- Born: 2002/2003 (age 23–24)
- Education: Oglethorpe University
- Occupations: Beauty queen Activist
- Beauty pageant titleholder
- Title: Miss Buckhead USA 2025
- Hair color: Brown
- Eye color: Brown
- Major competition(s): Miss International Queen USA Miss Georgia USA 2025 (Withdrew) Miss and Mister Supranational USA

= Bella Bautista =

American beauty pageant titleholder and activist

Bella Bautista (born ) is an American beauty pageant titleholder and transgender rights activist. She served as Miss Buckhead USA 2025 and became the first openly transgender woman set to compete in the Miss Georgia USA pageant, but relinquished her title and resigned from the pageant in March 2025.

== Early life and education ==
Bautista grew up in Cartersville, Georgia. She is of Mexican descent. She studies economics and history at Oglethorpe University, where she was a member of the cheerleading squad.

== Career ==
=== Activism ===
Bautista is the founder and executive director of "This Doesn't Define Me", a nonprofit transgender rights organization.

In 2025, Bautista testified before the Georgia State Senate Committee on Education and Youth against Georgia HB 267, a bill that proposed banning transgender athletes from competing in school sports. Bautista also testified before the Georgia House of Representatives on behalf of transgender rights. She detailed her personal experiences as a transgender woman on a college cheerleading squad. On March 4, 2025, she spoke at a pro-LGBTQ+ rights rally organized by the Human Rights Campaign at the Georgia State Capitol to protest proposed anti-LGBTQ+ legislation.

In March 2025, after withdrawing from the Miss Georgia USA pageant, Bautista filed a lawsuit against Greenwood Productions, a production company in charge of producing the pageant owned by Kim Greenwood and Lee Greenwood, who both publicly endorsed Donald Trump in the 2024 United States presidential election and attended his presidential inauguration in January 2025.

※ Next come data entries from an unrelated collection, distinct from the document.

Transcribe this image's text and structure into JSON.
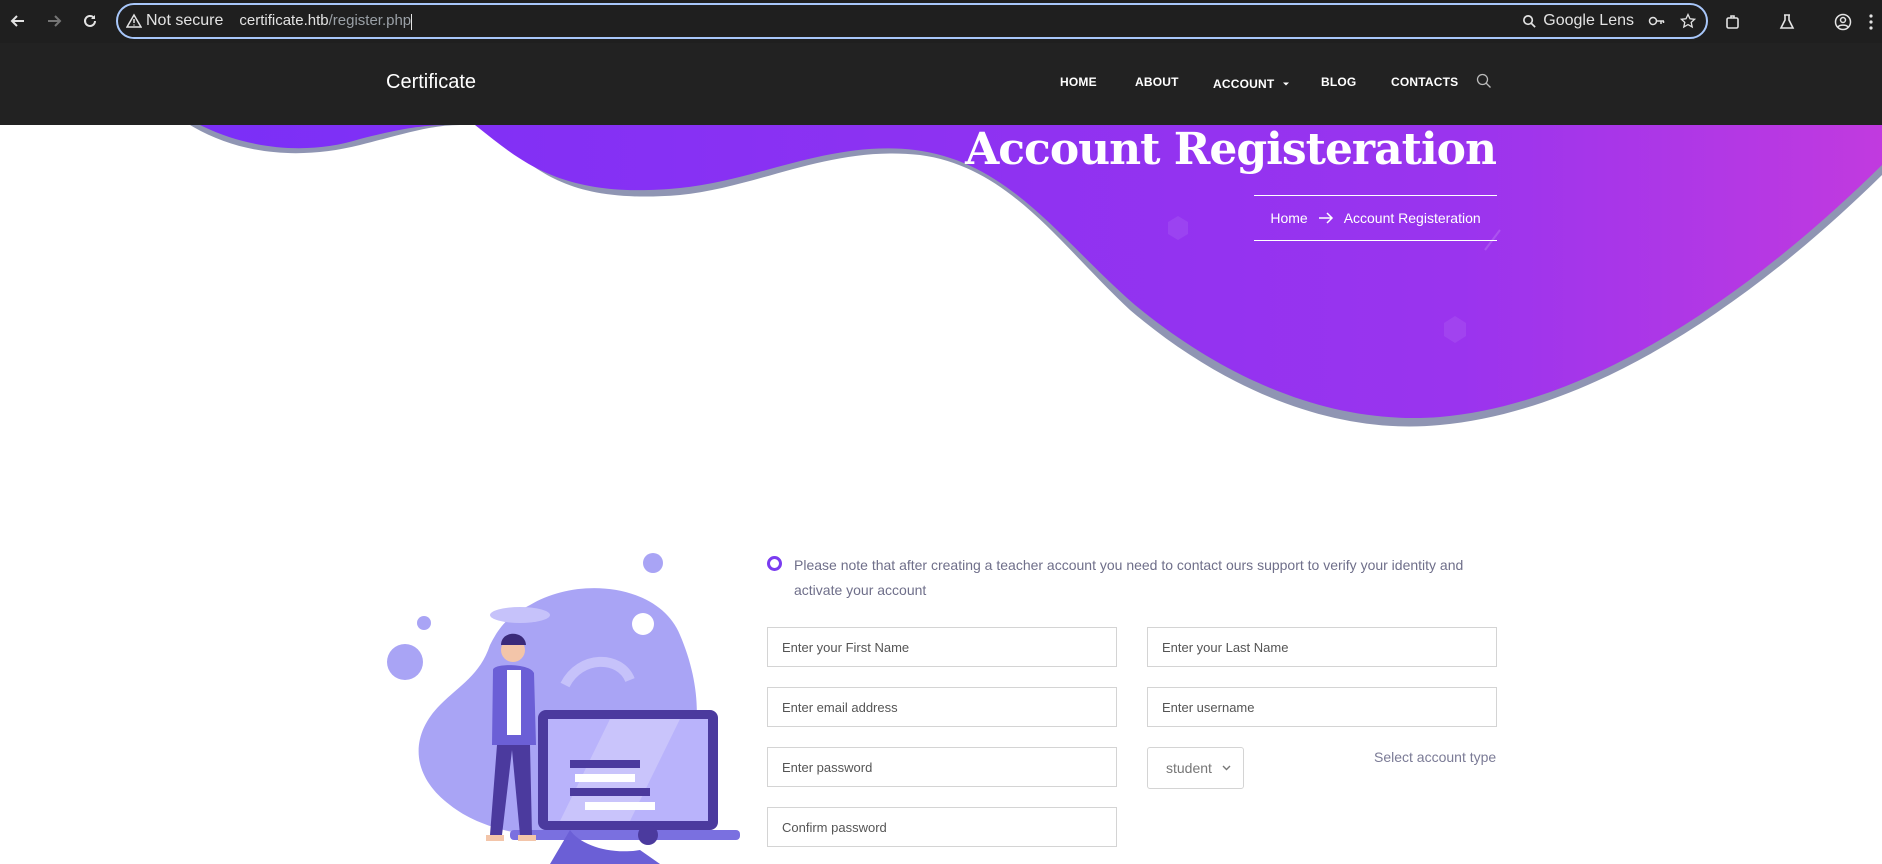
{
  "browser": {
    "security_label": "Not secure",
    "url_host": "certificate.htb",
    "url_path": "/register.php",
    "lens_label": "Google Lens"
  },
  "site": {
    "brand": "Certificate",
    "nav": [
      "HOME",
      "ABOUT",
      "ACCOUNT",
      "BLOG",
      "CONTACTS"
    ]
  },
  "hero": {
    "title": "Account Registeration",
    "breadcrumb_home": "Home",
    "breadcrumb_current": "Account Registeration"
  },
  "form": {
    "note": "Please note that after creating a teacher account you need to contact ours support to verify your identity and activate your account",
    "first_name_placeholder": "Enter your First Name",
    "last_name_placeholder": "Enter your Last Name",
    "email_placeholder": "Enter email address",
    "username_placeholder": "Enter username",
    "password_placeholder": "Enter password",
    "confirm_password_placeholder": "Confirm password",
    "account_type_value": "student",
    "account_type_label": "Select account type"
  },
  "colors": {
    "accent": "#7a3cf0",
    "hero_gradient_start": "#7b2ff7",
    "hero_gradient_end": "#c13adf",
    "header_bg": "#222222"
  }
}
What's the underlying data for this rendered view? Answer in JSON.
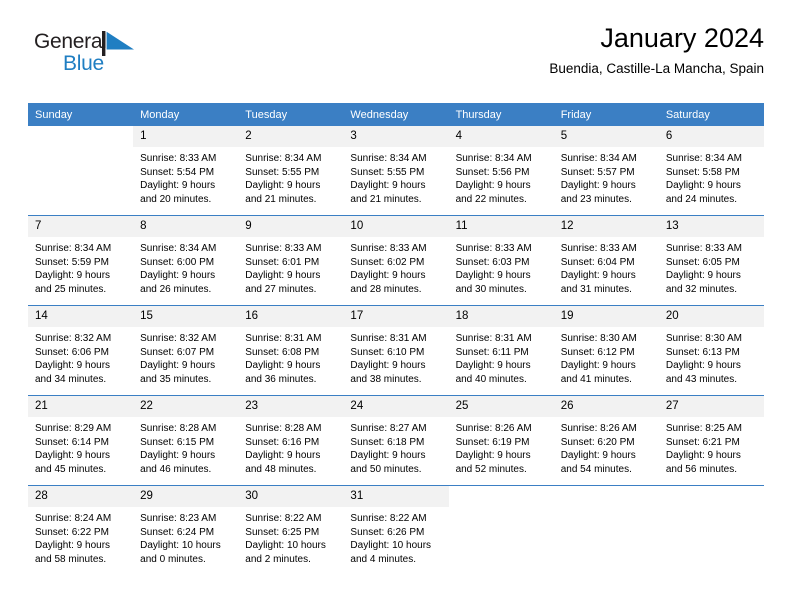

In June 2025, Bautista spoke at WorldPride in Washington, D.C.

Bautista is a social media intern for the Global Trans Equity Project.

=== Pageants ===
In January 2025, Bautista competed in Miss International Queen USA, a pageant for transgender women.

She won the title of Miss Buckhead USA 2025, a regional pageant in Georgia under the Miss USA organization. In 2025, she became the first openly transgender woman to compete in the Miss Georgia USA pageant. In March 2025, Bautista withdrew from the Miss Georgia USA pageant and relinquished her title as Miss Buckhead USA 2025. In a statement she released on March 17, 2025, Bautista said she withdrew from the competition due to her personal values and mission for inclusivity and anti-discrimination did not align with the pageant's actions and affiliations.

In May 2025, she competed in the Miss and Mister Supranational USA pageant, representing Tennessee.

===Politics===

In 2026, Bautista ran uncontested in the Democratic primary for district 14 of the Georgia House of Representatives election, becoming the first openly transgender woman to win a primary in the state.